The Story
Why it exists.
The beginning
Primo Bacio means first kiss in Italian, and that's the whole concept, not the dramatic kiss in a film, but the real one. The slightly clumsy, honest kind. The kind that stays. Faberlic built its identity on accessible Russian beauty, the kind that fits into a Tuesday morning without trying. No pretense, no performance. This fragrance fits that same logic: it's romantic without being precious, sweet without being juvenile. Something you'd wear to meet someone new. Something you'd want to smell like again.

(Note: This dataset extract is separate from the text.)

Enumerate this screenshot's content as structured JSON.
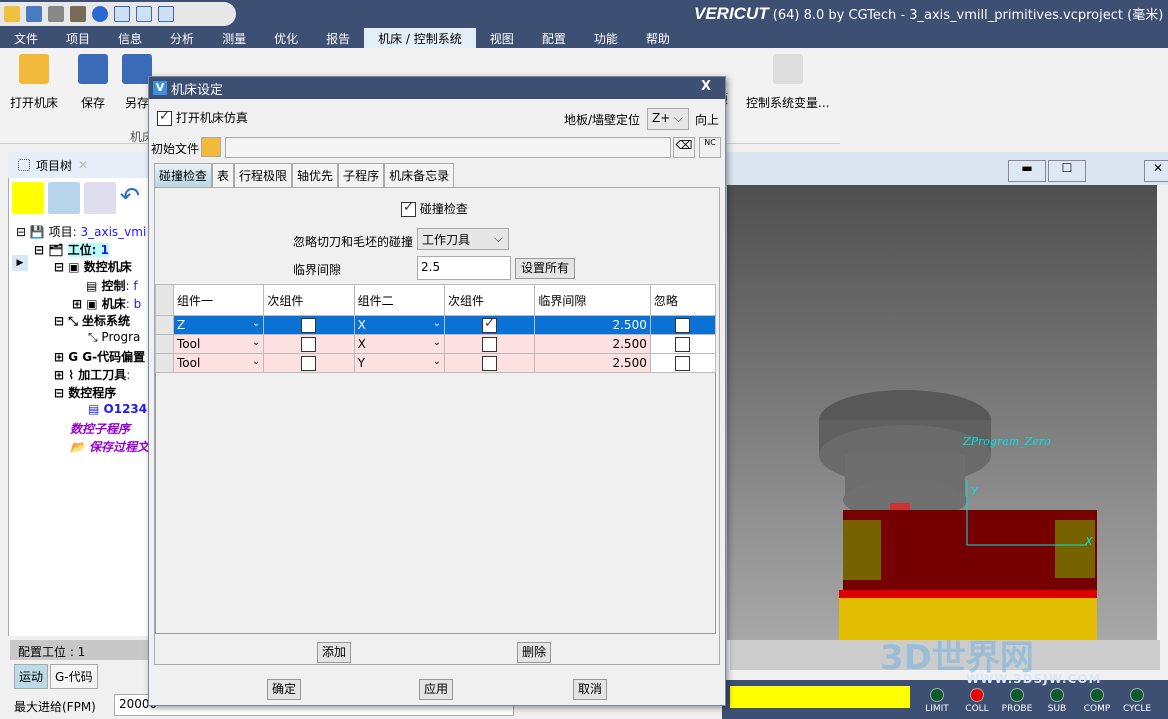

The tension here is between sweetness and seriousness. Strawberry, peach, and apple could tip into candy territory, but the tuberose pulls it back. White florals have a reputation for being bold, even aggressive. Here, they're grounded by clean musk and earthy vetiver that keep everything skin-close and wearable. It's the kind of structural choice that separates a fragrance made for discovery from one made for effect. Fruity and floral are the most popular accords in modern perfumery precisely because they're approachable. Primo Bacio leans into that, but adds just enough complexity to reward attention.
The evolution
The opening hits like a fruit basket in sunlight. Wild strawberry leads, nectarine follows, and apple adds a crispness that stops it from feeling syrupy. You smell it and something in your chest lifts. Within 20 minutes, the florals begin their takeover. Tuberose and freesia arrive together, creamy and green at once, orange blossom adding its bitter-floral edge. The sweetness doesn't disappear. It deepens. By the second hour, you're in the drydown. White musk emerges first, soft and warm, like skin warmed by a sweater. Vetiver arrives late, lending an earthy counterpoint that keeps the sweetness honest. Amyris, sometimes called West Indian sandalwood, adds a subtle woody cream that rounds everything. Four to six hours is the honest range. Not a beast. Not a whisper. A workday companion that stays close enough to be yours, never overwhelming.
Cultural impact
As a 2025 release from a Russian brand, Primo Bacio Amore occupies an interesting space, not luxury niche, not mass-market throwaway. The fruity-floral structure is familiar territory in modern perfumery, but the tender framing and clean execution set it apart from more aggressive compositions. It's the kind of fragrance that works without trying to compete with higher-end European houses. The target audience is women who want something warm, romantic, and unpretentious.